O aumento de 7,5 por cento no brilho de fundo para o estudo devido a luz refletida por objetos em órbita baixa da Terra em 2030 teria implicações significativas. Estima-se que custaria aproximadamente 22 milhões de dólares para utilizar o balão. Como resultado, os astrônomos teriam que aumentar os tempos de exposição para detectar objetos distantes, além de correr o risco de perder objetos mais fracos devido ao céu mais brilhante. Além disso, os custos crescentes e a concorrência por tempo de telescópio dificultariam ainda mais para instituições menores e grupos sub-representados para realizar suas pesquisas.
Os cientistas observam que o número de satélites fotobombing é uma preocupação em ascensão para os astrônomos. De 2002 a 2021, um estudo usando o telescópio Hubble descobriu que 2,7% das imagens obtidas com exposição de 11 minutos continham trilhas de satélites. Acredita-se que, para as 2030, esse índice possa aumentar para 50%. Além disso, 30% das imagens obtidas no Observatório Vera Rubin podem ser afetadas se a SpaceX conseguir lançar 42.000 satélites no espaço.
Quem será responsável por pagar os custos resultantes desse prejuízo em terra não regulada?

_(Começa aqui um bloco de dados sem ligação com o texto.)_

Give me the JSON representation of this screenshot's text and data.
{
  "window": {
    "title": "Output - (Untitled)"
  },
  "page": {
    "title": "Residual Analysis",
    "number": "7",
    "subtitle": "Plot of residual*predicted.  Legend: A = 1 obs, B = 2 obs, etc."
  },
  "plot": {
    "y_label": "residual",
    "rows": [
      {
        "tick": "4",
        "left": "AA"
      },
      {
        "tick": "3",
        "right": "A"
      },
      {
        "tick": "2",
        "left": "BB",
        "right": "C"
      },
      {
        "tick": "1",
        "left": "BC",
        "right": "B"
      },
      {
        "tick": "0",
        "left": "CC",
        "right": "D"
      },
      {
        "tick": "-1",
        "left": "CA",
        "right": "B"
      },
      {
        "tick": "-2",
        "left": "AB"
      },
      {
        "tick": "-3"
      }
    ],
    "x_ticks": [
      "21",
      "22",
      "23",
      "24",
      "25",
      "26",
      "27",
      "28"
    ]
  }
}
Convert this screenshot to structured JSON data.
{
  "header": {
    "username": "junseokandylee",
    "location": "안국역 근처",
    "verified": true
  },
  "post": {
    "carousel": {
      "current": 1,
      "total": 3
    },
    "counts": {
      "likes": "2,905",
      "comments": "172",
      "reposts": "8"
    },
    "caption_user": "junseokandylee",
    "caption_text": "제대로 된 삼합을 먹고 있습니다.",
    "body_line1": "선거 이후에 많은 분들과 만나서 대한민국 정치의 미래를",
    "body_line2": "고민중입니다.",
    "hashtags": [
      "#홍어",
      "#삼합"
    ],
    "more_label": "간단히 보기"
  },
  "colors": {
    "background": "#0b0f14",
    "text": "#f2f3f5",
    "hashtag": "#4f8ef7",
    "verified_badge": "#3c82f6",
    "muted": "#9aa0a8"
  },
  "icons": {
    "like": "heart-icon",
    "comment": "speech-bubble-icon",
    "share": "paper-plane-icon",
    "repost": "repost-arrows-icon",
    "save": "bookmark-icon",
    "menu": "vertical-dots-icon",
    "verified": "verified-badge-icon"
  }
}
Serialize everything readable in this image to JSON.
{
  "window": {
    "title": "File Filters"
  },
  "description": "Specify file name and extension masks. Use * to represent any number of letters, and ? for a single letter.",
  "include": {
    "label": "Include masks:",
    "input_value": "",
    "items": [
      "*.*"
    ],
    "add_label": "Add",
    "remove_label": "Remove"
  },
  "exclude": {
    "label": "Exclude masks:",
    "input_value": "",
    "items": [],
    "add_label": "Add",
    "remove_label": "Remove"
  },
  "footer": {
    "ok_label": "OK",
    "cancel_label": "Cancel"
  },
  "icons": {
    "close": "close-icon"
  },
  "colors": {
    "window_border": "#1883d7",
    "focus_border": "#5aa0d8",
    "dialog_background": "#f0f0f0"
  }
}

A The Verge fez um pedido de comentário ao Espaço X que não foi respondido. No entanto, a National Science Foundation anunciou em janeiro um acordo com a SpaceX para trabalhar de forma conjunta na minimização do seu impacto na astronomia. Esta parceria incluiu sugestões para diminuir a luminosidade óptica de seus satélites. Ademais, a empresa também publicou no ano passado um documento que descreveu seus esforços para desenvolver satélites com menor reflexão de luz.
Tweaks para o projeto de satélite não facilitaram totalmente as preocupações dos pesquisadores. Esses tipos de mudanças podem tornar os satélites menos visíveis em imagens, reduzindo o brilho estriado. Mas eles poderiam apresentar novos problemas, pois objetos mais escuros podem parecer mais brilhantes em comprimentos de onda de infravermelho e submilímetro, de acordo com os autores da perspectiva. Nem novos projetos corrigirão problemas causados por pequenos pedaços de detritos, que são responsáveis por muito do aumento no brilho do céu noturno. Continuar a encher a órbita inferior da Terra com satélites só aumenta o risco de colisões acidentais que criam mais destroços.
Os governos devem tomar medidas para iniciar o lançamento de satélites, argumentam os cientistas. Um estudo publicado no dia anterior sugere que seja considerada a proibição de grandes constelações.
No entanto, outro papel da revista é o de proteger o espaço como um local comum, onde as pessoas podem viver como aqui na Terra. Isto incluiria a necessidade de se fazer avaliações ambientais obrigatórias para satélites e regulação internacional coordenada, informa o artigo. Não pensando em maneiras de minimizar os riscos desde o início, Aparna Venkatesan, professor da Universidade de São Francisco, observa na Nature Astronomy: “Quem será responsabilizado pelo dano causado em um território não regulamentado?”